„Der Überraschungscoup ist ein Rückschlag für die SPD im Kampf um Anerkennung, Macht und Glaubwürdigkeit.“

Was für ein Paukenschlag. Was für ein Chaos. Was für eine seltsame Art, mit Partei und Wähler umzugehen. Wer wird Spitzenkandidat der SPD und in der Bundestagswahl 2017 ins Rennen gehen? Das sollte am Wochenende von der Parteiführung in einem geordneten Verfahren verkündet werden.

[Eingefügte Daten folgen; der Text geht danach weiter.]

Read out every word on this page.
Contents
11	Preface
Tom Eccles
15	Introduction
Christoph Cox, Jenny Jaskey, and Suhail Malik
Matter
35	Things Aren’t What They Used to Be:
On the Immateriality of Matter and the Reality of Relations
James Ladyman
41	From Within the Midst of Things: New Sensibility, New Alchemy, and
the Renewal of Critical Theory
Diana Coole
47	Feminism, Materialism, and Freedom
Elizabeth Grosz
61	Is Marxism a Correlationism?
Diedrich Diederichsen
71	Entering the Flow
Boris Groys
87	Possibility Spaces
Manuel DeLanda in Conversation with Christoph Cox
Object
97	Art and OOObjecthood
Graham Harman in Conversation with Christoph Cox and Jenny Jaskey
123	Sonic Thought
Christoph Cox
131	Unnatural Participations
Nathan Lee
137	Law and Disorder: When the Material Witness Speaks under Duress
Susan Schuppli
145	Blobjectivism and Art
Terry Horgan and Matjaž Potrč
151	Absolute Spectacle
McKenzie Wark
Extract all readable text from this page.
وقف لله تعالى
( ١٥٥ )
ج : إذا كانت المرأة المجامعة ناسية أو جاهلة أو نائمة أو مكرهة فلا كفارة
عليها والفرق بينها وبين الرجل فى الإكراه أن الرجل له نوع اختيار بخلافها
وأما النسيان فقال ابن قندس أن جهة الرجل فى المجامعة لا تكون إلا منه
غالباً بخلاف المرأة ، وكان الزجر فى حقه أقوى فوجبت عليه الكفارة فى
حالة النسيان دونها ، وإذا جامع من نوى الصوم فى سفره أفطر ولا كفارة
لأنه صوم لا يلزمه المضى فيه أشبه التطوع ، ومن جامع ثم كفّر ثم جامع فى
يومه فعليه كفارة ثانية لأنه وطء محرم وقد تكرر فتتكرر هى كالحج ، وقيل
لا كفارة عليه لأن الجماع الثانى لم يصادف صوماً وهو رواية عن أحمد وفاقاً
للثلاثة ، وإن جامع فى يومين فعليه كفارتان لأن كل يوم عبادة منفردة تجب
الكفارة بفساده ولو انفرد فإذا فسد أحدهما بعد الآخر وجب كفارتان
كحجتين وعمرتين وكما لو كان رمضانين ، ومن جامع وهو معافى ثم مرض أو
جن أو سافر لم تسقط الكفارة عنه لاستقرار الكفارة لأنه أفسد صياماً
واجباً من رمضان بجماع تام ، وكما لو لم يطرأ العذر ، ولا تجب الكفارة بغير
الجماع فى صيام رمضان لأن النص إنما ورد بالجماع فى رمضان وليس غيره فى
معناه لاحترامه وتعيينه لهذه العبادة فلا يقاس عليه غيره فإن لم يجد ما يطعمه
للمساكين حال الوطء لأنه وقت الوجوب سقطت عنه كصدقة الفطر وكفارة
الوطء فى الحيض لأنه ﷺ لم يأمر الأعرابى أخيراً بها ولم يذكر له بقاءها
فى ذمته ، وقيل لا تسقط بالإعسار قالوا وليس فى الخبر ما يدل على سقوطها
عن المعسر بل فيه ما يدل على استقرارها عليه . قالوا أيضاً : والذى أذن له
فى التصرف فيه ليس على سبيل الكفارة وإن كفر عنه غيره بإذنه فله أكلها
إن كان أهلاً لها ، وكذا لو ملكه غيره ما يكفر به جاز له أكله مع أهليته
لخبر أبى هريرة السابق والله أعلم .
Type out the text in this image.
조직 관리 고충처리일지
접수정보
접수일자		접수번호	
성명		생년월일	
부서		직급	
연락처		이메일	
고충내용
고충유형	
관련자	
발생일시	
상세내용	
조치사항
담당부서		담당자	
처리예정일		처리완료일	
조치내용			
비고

Monatelang wurden Medien und Öffentlichkeit vom Parteichef persönlich auf diesen Fahrplan vertröstet. Jetzt überschlagen sich die Ereignisse. Über den „Stern“ verkündet der Parteichef Rücktritt und Verzicht auf die Spitzenkandidatur. Dass Gabriel angesichts der schlechten Umfragewerte entscheidet, Martin Schulz den Vortritt zu lassen, ist noch nachvollziehbar. Dass er den Parteivorsitz abgibt, um sich nicht ewig den Vorwurf des Zauderns anzuhören – ebenfalls. Dass aber die Parteiführung und die SPD-Mitglieder über eine Schlagzeile erfahren müssen, was ihr Parteichef plant und wie es mit der 153 Jahre alten Traditionspartei weitergeht, ist mehr als schlechter Stil. Der Überraschungscoup ist ein Rückschlag für die SPD im Kampf um Anerkennung, Macht und Glaubwürdigkeit. Ihre Erfolgsaussichten werden ohne Not verschlechtert und der neue Spitzenkandidat geht nach einem Rumpelstart ins Rennen.

Schulz, in Brüssel als Parlamentspräsident überzeugend, muss als Parteichef die SPD jetzt aus dem Keller holen. Er muss die erfolgreiche Kanzlerin angreifen und am schwierigsten: Er muss sich als frischgebackener Innenpolitiker in die Köpfe und Herzen der Deutschen hineinarbeiten.

Auch wenn sich die meisten SPD-Anhänger viel von ihm versprechen, ist die Aufgabe monströs groß. Dass Schulz sich das zutraut, spricht für ihn und seinen Machtwillen – ohne diesen wird eine Angela Merkel nicht bezwungen werden können. Dabei hat er einen entscheidenden Trumpf: Er muss – anders als der Vize-Kanzler – auf die Kanzlerin keine Rücksicht nehmen.